キーボードを止めて思考を止めれば、ハエがわずらわしいと感じないのかもしれな
い。ベッドに突っ伏した。
それでも思考は止まらない。
何も考えないのは逆に難しく、ラジカセの音をゼロにしてもスピーカーからサーッとい
う音が漏れるのと同じように、考えるのをやめても思考のノイズが頭の中で鳴る。
羽音が不快だ。
ハエは天井で俺を見下ろすようにとまった。汚い部屋だなあとか、汚らしい男だな
あ、とかそういうことを思っているのだろうか。だがハエのほうがよっぽど不潔だ。ぶっ殺
す。
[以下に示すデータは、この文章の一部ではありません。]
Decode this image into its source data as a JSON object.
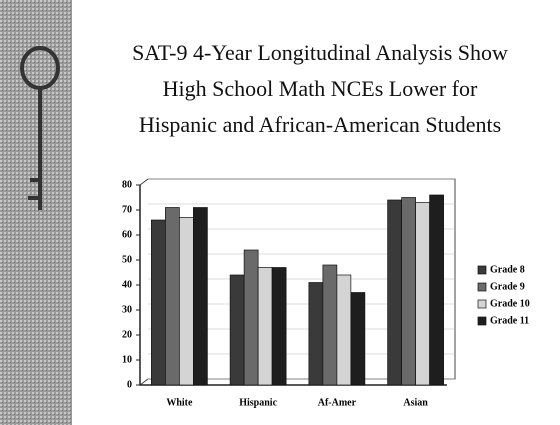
{
  "chart_data": {
    "type": "bar",
    "title": [
      "SAT-9 4-Year Longitudinal Analysis Show",
      "High School Math NCEs Lower for",
      "Hispanic and African-American Students"
    ],
    "categories": [
      "White",
      "Hispanic",
      "Af-Amer",
      "Asian"
    ],
    "series": [
      {
        "name": "Grade 8",
        "color": "#3a3a3a",
        "values": [
          66,
          44,
          41,
          74
        ]
      },
      {
        "name": "Grade 9",
        "color": "#6a6a6a",
        "values": [
          71,
          54,
          48,
          75
        ]
      },
      {
        "name": "Grade 10",
        "color": "#d4d4d4",
        "values": [
          67,
          47,
          44,
          73
        ]
      },
      {
        "name": "Grade 11",
        "color": "#1e1e1e",
        "values": [
          71,
          47,
          37,
          76
        ]
      }
    ],
    "ylim": [
      0,
      80
    ],
    "yticks": [
      0,
      10,
      20,
      30,
      40,
      50,
      60,
      70,
      80
    ],
    "grid": true,
    "legend": "right"
  }
}
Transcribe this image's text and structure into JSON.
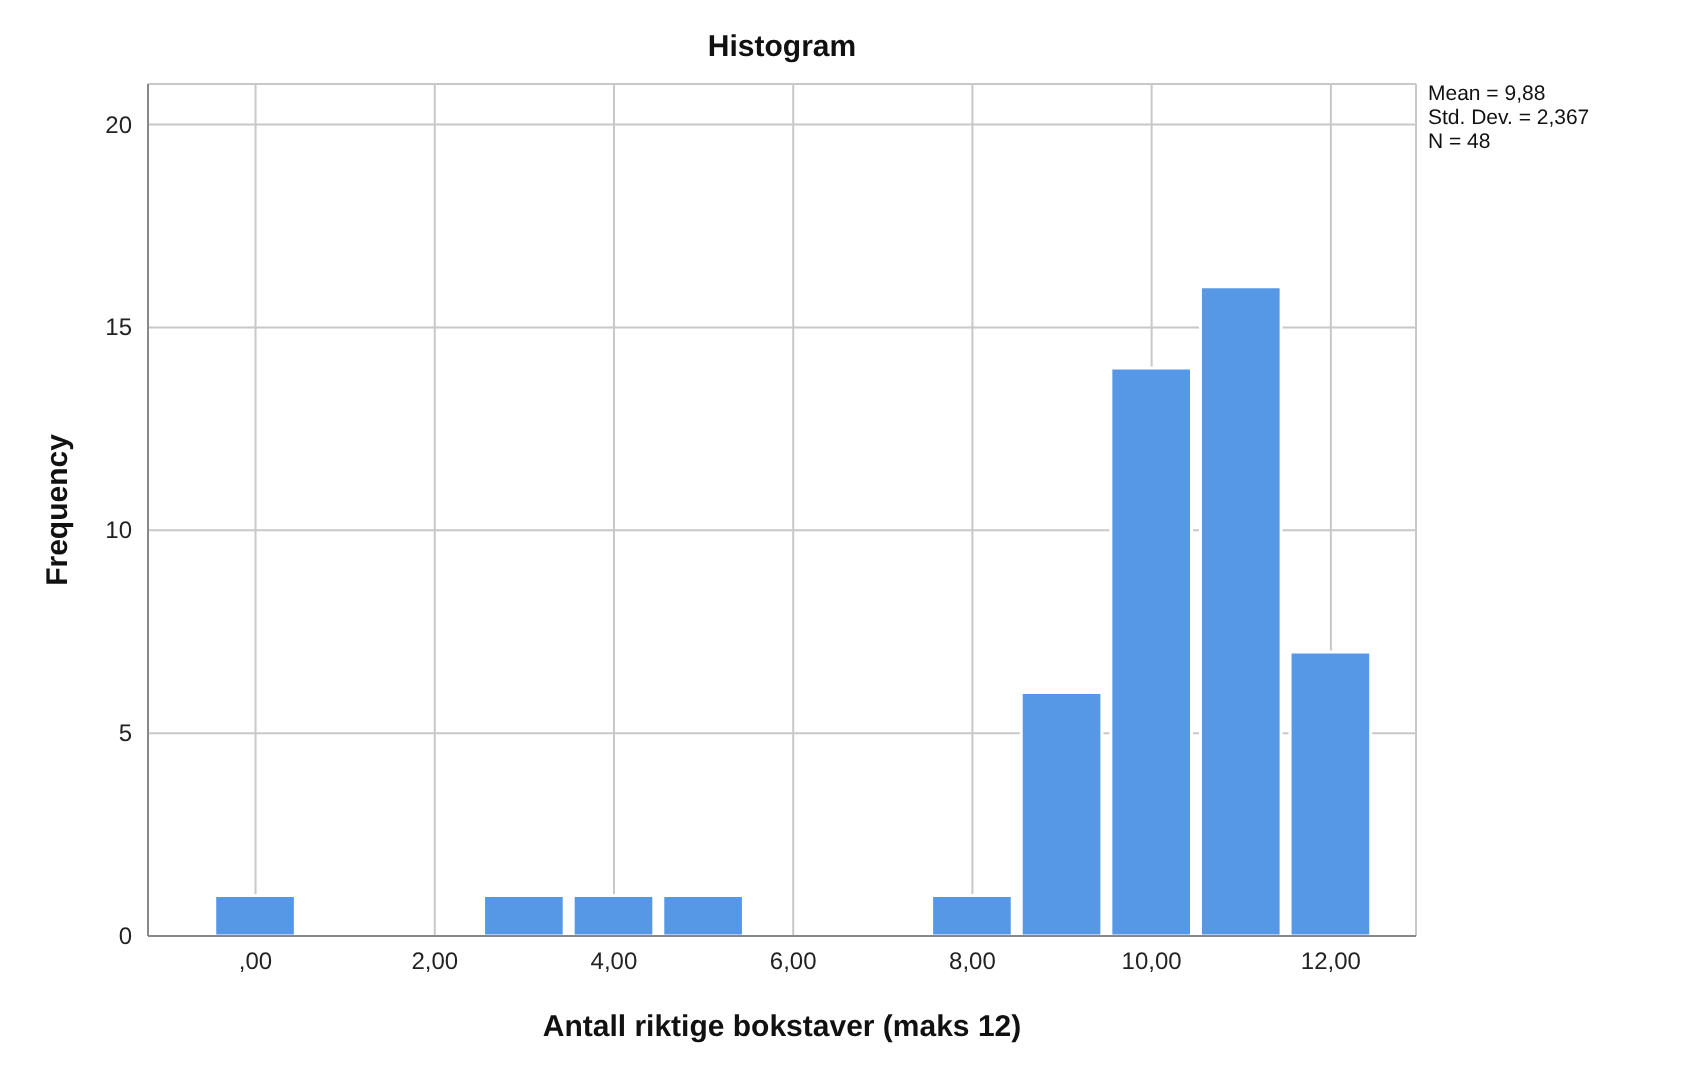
{
  "chart_data": {
    "type": "histogram",
    "title": "Histogram",
    "xlabel": "Antall riktige bokstaver (maks 12)",
    "ylabel": "Frequency",
    "bins": [
      -0.5,
      0.5,
      1.5,
      2.5,
      3.5,
      4.5,
      5.5,
      6.5,
      7.5,
      8.5,
      9.5,
      10.5,
      11.5,
      12.5
    ],
    "values": [
      1,
      0,
      0,
      1,
      1,
      1,
      0,
      0,
      1,
      6,
      14,
      16,
      7
    ],
    "color": "#5698e6",
    "xlim": [
      -1.2,
      12.95
    ],
    "xticks": [
      {
        "value": 0,
        "label": ",00"
      },
      {
        "value": 2,
        "label": "2,00"
      },
      {
        "value": 4,
        "label": "4,00"
      },
      {
        "value": 6,
        "label": "6,00"
      },
      {
        "value": 8,
        "label": "8,00"
      },
      {
        "value": 10,
        "label": "10,00"
      },
      {
        "value": 12,
        "label": "12,00"
      }
    ],
    "ylim": [
      0,
      21
    ],
    "yticks": [
      0,
      5,
      10,
      15,
      20
    ],
    "grid": true,
    "annotations": [
      "Mean = 9,88",
      "Std. Dev. = 2,367",
      "N = 48"
    ]
  }
}
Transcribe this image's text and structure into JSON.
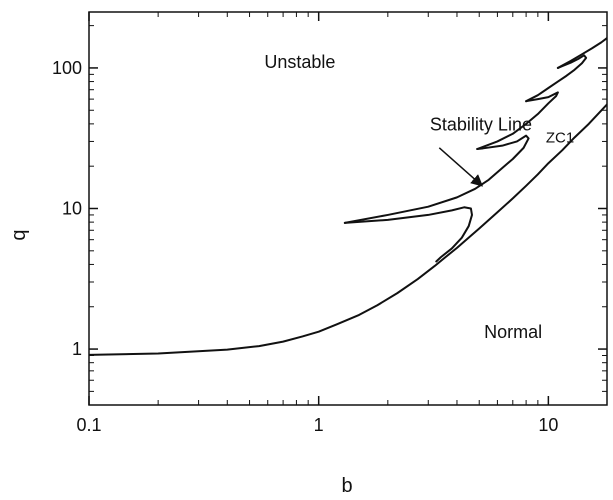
{
  "chart_data": {
    "type": "line",
    "xlabel": "b",
    "ylabel": "q",
    "xscale": "log",
    "yscale": "log",
    "xlim": [
      0.1,
      18
    ],
    "ylim": [
      0.4,
      250
    ],
    "grid": false,
    "legend": "none",
    "x_ticks": [
      {
        "value": 0.1,
        "label": "0.1"
      },
      {
        "value": 1,
        "label": "1"
      },
      {
        "value": 10,
        "label": "10"
      }
    ],
    "y_ticks": [
      {
        "value": 1,
        "label": "1"
      },
      {
        "value": 10,
        "label": "10"
      },
      {
        "value": 100,
        "label": "100"
      }
    ],
    "series": [
      {
        "x": [
          0.1,
          0.2,
          0.4,
          0.55,
          0.7,
          0.85,
          1.0,
          1.2,
          1.5,
          1.8,
          2.2,
          2.7,
          3.2,
          3.5,
          4.0,
          4.5,
          5.0,
          6.0,
          7.0,
          8.0,
          9.0,
          10.0,
          11.5,
          13.0,
          15.0,
          18.0
        ],
        "y": [
          0.91,
          0.93,
          0.99,
          1.05,
          1.13,
          1.23,
          1.33,
          1.5,
          1.75,
          2.05,
          2.5,
          3.15,
          3.9,
          4.4,
          5.25,
          6.2,
          7.2,
          9.4,
          11.8,
          14.5,
          17.5,
          21.0,
          26.0,
          32.0,
          40.0,
          55.0
        ]
      },
      {
        "x": [
          1.3,
          2.0,
          3.0,
          3.8,
          4.3,
          4.6,
          4.65,
          4.5,
          4.2,
          3.8,
          3.4,
          3.25
        ],
        "y": [
          7.9,
          8.3,
          9.0,
          9.7,
          10.2,
          10.0,
          9.0,
          7.5,
          6.2,
          5.2,
          4.5,
          4.2
        ]
      },
      {
        "x": [
          1.3,
          2.0,
          3.0,
          4.0,
          4.8,
          5.5,
          6.2,
          7.0,
          7.8,
          8.2,
          8.0,
          7.3,
          6.3,
          5.2,
          4.9
        ],
        "y": [
          7.9,
          9.0,
          10.3,
          12.0,
          13.8,
          16.0,
          19.0,
          22.5,
          27.0,
          31.5,
          33.0,
          30.0,
          28.0,
          26.8,
          26.5
        ]
      },
      {
        "x": [
          4.9,
          6.0,
          7.0,
          8.0,
          9.0,
          10.0,
          10.8,
          11.0,
          10.8,
          10.0,
          9.0,
          8.0
        ],
        "y": [
          26.5,
          30.0,
          34.0,
          40.0,
          47.0,
          56.0,
          63.0,
          67.0,
          66.0,
          62.0,
          60.0,
          58.0
        ]
      },
      {
        "x": [
          8.0,
          9.0,
          10.0,
          11.0,
          12.0,
          13.0,
          14.0,
          14.6,
          14.3,
          13.5,
          12.5,
          11.5,
          11.0
        ],
        "y": [
          58.0,
          64.0,
          72.0,
          80.0,
          88.0,
          97.0,
          108.0,
          118.0,
          123.0,
          116.0,
          109.0,
          103.0,
          100.0
        ]
      },
      {
        "x": [
          11.0,
          12.5,
          14.0,
          15.5,
          17.0,
          18.0
        ],
        "y": [
          100.0,
          112.0,
          125.0,
          138.0,
          152.0,
          163.0
        ]
      }
    ],
    "annotations": [
      {
        "text": "Unstable",
        "x": 0.58,
        "y": 100,
        "size": "large"
      },
      {
        "text": "Stability Line",
        "x": 3.05,
        "y": 36,
        "size": "large"
      },
      {
        "text": "ZC1",
        "x": 9.75,
        "y": 29.5,
        "size": "small"
      },
      {
        "text": "Normal",
        "x": 5.25,
        "y": 1.2,
        "size": "large"
      }
    ],
    "arrow": {
      "from": {
        "x": 3.35,
        "y": 27
      },
      "to": {
        "x": 5.15,
        "y": 14.5
      }
    }
  }
}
手元のティッシュ箱を投げつけたらハエにあたった。殺すつもりではいたが、あたる
とは思っていなかった。
ハエはそのままティッシュ箱と一緒にカーペットに墜落した。ティッシュのバーコードが印
刷されているところに汚らしいハエの体液がこびりついた。一枚のティッシュを取り出し
て、ハエをつまみ手の中で不快な感触を確かめる。気持ち悪い。ハエを包んだティッ
シュで箱の汚れもふき取った。
ゴミ箱の中には黄ばんで丸まったティッシュの塊が山と盛られており、一番上の塊は
今朝捨てたもので、精液の匂いがする。ティッシュの山にハエの死骸を捨てた。精液
の染みこんだ、生の象徴の中に死骸が包まれる。
いや、ティッシュの中にあったのは数億もの命の素であり、今はただのタンパク質なの
だから何の例えにもなっていないのかもしれない。生も死もない。俺はただゴミ箱の中
にゴミを捨てただけだ。
ハエを殺してもテキストを打ち込む速度に変わりは無かった。締め切りも字数制限
もないのだからそれでも構わない。パソコンのカーソルが次に打ち込まれる文字を待
ち構えるように点滅しているが、キーボードに置かれた指はぴくりとも動かないので、俺
はまたベッドに突っ伏した。
他スレで書き散らしものです。酷評よろしくおねがいします。